I’ve gone through and deleted most of my trunk novels. To be honest, several of them were dissected; meaning I took characters I enjoyed or a concept I thought was cool and then placed them inside a different book.
In fact, Nelek Dyngannon from the Sedition series came from a trunk novel. And the concept of the “tapped” came out of my alien abduction story.
But there is one trunk novel that I just can’t seem to let go of. I keep telling myself that I’m going to re-write it. It’s my World War II story and I started it at least ten years ago. I have close to ninety thousand words recorded from that story, but it’s all in bits and pieces. There are sections missing — important sections, too.
And there are at least three different endings I could choose from.
I could assign this book as a “little darling” or I could attribute my inability to let it go to the fact that I love WWII history. (Not that I love all the terrible things that happened, of course.) But for whatever reason, I just can’t seem to drop it.
So … I think I’m going to go ahead and start the rewrite this summer.
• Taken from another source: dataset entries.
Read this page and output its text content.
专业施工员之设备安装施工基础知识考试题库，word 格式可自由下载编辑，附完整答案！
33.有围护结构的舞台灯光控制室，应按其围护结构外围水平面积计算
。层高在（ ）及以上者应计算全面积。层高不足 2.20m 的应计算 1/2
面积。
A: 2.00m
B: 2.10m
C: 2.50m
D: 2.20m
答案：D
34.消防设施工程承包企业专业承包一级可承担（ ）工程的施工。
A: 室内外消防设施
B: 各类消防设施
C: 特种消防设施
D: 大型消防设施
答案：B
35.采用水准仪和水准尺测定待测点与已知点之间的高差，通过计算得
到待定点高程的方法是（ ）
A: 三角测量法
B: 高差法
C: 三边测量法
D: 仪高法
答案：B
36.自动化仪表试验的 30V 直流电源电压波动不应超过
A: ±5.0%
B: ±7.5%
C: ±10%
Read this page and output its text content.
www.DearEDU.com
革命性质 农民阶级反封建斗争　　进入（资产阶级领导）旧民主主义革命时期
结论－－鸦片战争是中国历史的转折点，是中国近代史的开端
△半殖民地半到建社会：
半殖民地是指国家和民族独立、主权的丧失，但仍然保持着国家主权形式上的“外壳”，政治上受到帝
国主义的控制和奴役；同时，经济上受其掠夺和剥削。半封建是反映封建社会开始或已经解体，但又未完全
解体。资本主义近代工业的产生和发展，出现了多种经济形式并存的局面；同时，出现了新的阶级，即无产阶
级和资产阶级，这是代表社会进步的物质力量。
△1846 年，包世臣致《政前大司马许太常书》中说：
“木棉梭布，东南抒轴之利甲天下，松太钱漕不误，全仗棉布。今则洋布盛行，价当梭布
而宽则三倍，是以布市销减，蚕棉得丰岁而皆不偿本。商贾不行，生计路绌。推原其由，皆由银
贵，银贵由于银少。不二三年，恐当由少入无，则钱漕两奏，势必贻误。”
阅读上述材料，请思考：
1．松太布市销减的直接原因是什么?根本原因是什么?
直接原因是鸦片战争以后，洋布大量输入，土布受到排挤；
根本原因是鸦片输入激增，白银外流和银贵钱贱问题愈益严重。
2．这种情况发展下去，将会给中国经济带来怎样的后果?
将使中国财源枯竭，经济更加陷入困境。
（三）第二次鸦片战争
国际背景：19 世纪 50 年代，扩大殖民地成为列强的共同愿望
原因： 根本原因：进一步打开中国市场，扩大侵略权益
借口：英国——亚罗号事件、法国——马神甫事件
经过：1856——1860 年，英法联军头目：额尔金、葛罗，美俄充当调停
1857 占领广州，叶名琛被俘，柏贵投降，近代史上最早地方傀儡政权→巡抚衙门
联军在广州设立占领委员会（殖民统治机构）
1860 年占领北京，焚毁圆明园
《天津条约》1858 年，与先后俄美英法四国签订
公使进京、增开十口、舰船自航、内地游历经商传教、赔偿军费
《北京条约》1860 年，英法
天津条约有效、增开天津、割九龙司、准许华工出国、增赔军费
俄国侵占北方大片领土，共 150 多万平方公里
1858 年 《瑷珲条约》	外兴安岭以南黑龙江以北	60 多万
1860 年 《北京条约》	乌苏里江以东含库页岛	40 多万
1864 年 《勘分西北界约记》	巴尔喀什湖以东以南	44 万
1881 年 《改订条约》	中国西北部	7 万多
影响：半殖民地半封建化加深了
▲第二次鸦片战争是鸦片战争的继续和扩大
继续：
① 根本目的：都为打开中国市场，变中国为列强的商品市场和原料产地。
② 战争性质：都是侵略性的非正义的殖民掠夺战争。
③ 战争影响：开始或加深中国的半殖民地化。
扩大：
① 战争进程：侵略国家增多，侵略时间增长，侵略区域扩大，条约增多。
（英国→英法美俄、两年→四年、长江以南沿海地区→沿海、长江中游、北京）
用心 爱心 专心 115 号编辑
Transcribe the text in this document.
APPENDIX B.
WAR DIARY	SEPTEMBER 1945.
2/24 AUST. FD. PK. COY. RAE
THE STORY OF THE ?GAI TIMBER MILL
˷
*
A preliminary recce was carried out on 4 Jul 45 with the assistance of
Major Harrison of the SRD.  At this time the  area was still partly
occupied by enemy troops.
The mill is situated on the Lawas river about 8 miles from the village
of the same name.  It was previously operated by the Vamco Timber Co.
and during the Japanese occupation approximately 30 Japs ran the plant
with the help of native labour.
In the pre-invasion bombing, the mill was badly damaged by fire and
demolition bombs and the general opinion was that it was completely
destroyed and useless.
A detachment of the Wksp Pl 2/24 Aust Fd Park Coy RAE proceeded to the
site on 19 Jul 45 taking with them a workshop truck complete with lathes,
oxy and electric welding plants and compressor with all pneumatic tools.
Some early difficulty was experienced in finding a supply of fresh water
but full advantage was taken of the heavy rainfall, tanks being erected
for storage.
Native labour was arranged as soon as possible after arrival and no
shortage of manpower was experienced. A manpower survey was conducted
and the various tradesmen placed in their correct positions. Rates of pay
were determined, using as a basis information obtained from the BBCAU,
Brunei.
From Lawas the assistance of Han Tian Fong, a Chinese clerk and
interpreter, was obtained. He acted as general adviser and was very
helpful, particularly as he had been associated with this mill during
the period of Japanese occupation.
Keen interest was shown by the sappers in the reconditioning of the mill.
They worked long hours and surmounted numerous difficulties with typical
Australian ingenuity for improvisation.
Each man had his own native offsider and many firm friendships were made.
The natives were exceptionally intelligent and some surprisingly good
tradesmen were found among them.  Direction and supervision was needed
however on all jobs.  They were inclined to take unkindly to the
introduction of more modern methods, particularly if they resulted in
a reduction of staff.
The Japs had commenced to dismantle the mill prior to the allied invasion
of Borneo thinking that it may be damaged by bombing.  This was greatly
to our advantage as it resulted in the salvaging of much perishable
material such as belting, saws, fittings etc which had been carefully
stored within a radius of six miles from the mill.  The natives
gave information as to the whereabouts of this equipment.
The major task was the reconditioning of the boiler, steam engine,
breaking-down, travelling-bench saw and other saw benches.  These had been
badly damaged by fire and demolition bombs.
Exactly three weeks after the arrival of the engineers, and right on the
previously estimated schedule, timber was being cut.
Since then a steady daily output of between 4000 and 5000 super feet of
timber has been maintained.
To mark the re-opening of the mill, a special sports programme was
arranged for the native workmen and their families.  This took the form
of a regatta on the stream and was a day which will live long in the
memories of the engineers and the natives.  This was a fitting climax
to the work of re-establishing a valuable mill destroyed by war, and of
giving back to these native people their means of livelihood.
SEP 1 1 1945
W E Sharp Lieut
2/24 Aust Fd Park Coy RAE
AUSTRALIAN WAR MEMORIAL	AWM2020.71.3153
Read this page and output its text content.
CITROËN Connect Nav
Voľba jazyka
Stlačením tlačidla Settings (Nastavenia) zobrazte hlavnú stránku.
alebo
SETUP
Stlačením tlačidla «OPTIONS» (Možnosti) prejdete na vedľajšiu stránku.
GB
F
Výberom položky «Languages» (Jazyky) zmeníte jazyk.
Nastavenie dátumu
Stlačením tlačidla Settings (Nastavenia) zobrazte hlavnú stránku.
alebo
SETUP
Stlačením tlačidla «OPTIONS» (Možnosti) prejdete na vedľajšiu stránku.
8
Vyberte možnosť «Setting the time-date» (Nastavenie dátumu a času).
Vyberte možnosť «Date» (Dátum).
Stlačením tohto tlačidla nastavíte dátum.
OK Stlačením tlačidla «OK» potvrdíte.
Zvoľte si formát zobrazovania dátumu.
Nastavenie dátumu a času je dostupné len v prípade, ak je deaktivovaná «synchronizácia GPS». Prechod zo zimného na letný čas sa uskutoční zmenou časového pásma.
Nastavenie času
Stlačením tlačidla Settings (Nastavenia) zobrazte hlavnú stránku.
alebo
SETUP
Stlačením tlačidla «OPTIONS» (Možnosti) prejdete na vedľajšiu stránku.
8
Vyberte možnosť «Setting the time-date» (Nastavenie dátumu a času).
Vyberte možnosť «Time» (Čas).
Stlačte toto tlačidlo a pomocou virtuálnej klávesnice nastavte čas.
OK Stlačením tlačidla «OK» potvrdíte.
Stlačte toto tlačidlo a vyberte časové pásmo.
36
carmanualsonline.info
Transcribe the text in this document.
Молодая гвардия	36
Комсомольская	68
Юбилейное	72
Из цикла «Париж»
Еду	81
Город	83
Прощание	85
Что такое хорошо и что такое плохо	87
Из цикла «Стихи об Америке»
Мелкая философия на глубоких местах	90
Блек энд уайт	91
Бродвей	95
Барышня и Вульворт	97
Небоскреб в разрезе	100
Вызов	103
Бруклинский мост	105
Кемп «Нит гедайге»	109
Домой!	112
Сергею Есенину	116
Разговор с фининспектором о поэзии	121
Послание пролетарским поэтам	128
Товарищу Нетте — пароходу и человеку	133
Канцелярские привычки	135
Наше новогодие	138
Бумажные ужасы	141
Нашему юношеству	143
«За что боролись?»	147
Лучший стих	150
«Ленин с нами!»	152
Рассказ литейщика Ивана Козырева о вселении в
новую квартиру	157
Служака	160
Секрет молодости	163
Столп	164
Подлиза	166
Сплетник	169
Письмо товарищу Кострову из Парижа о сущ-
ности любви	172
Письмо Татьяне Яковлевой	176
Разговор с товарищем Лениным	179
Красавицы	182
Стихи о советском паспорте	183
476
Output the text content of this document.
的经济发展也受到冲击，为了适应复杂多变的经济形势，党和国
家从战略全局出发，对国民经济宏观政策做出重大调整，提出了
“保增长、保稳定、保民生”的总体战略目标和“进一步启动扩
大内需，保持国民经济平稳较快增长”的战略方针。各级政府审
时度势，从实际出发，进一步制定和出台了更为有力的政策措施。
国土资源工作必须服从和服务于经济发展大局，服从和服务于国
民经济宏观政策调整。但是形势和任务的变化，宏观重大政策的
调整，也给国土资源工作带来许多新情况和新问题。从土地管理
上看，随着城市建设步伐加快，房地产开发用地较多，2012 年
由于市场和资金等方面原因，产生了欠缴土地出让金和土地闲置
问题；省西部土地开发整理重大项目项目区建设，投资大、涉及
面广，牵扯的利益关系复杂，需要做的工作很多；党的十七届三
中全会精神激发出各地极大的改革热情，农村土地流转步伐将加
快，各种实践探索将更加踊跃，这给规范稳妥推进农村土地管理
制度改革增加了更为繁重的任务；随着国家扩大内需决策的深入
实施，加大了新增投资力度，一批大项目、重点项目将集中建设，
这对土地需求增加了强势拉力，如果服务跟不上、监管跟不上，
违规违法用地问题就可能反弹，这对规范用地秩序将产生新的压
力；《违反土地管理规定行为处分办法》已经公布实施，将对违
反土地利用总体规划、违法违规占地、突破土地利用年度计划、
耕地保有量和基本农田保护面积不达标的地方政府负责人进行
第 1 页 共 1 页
I’m already on the last leg of Usurper (Hurray! The characters have reached the mainland and are headed to war!) and the second book in the Tapped series is already underway. (Meaning it’s been outlined and I’ve decided which POV characters I’ll have.)
Now, because this is a trunk novel and what I could consider a “little darling” I am going to do something different with it. I’ve been hunting for a project that I could post online for free via Wattpad and a story blog for some time now and this one seems to fit.
For one, I have no real hopes of it ever getting published. As much as I love history, particularly WWII history, the book is utterly fictional and I fear many people prefer to read WWII books that are at least loosely based on a true story. We’ve been spoiled by Band of Brothers and other such stories.
For another, there are elements in the story that stretch the boundary of belief. For example, the original story-line had our heroine (because yes, I have to write a female protagonist, we all should understand this by now) getting shot down in a plane over the Baltic, where she was picked up by the Nazi’s.
That story line was rejected during one of my gazillion edits ten years ago and changed to having her boat sink — the Elaine, by the way, which is a real boat that was really sunk — but even that story line makes my “suspension of disbelief” feel like it’s getting thrown into the atmosphere.
See what I said about a re-write?
I’m actually still struggling with the idea of keeping the book in this particular format (the boat sinking sequence) or going ahead with writing a new opening sequence. It’s sort of like having to stress the Fiction in Historical Fiction rather than stressing the History. The boat sinking makes for a great, exciting opening, and it seems to be my style to start things in the middle of the action.
But, while the Elaine was a real boat, the people I have written are entirely fictional and the idea of Nazi’s taking in a half-drowned American woman and not assuming her to be a spy is a stretch. Granted, the book starts prior to America entering the war, but still … Yeah …
Side note — I did read about how the Allies planted fake information on a body and let it float to the enemy, who took the bait and thought the information was real. Which, to me, was supremely clever. What’s more convincing than a dead body?
So!
Starting in July (probably) I will set up the WWII story — titled Crossweathers, by the way — on Wattpad and give it a story blog. I’ll post a chapter a week after that.
I know some people manage to put two chapters up a week (LJ Cohen, for example) but I am still in school and have other deadlines to meet as well.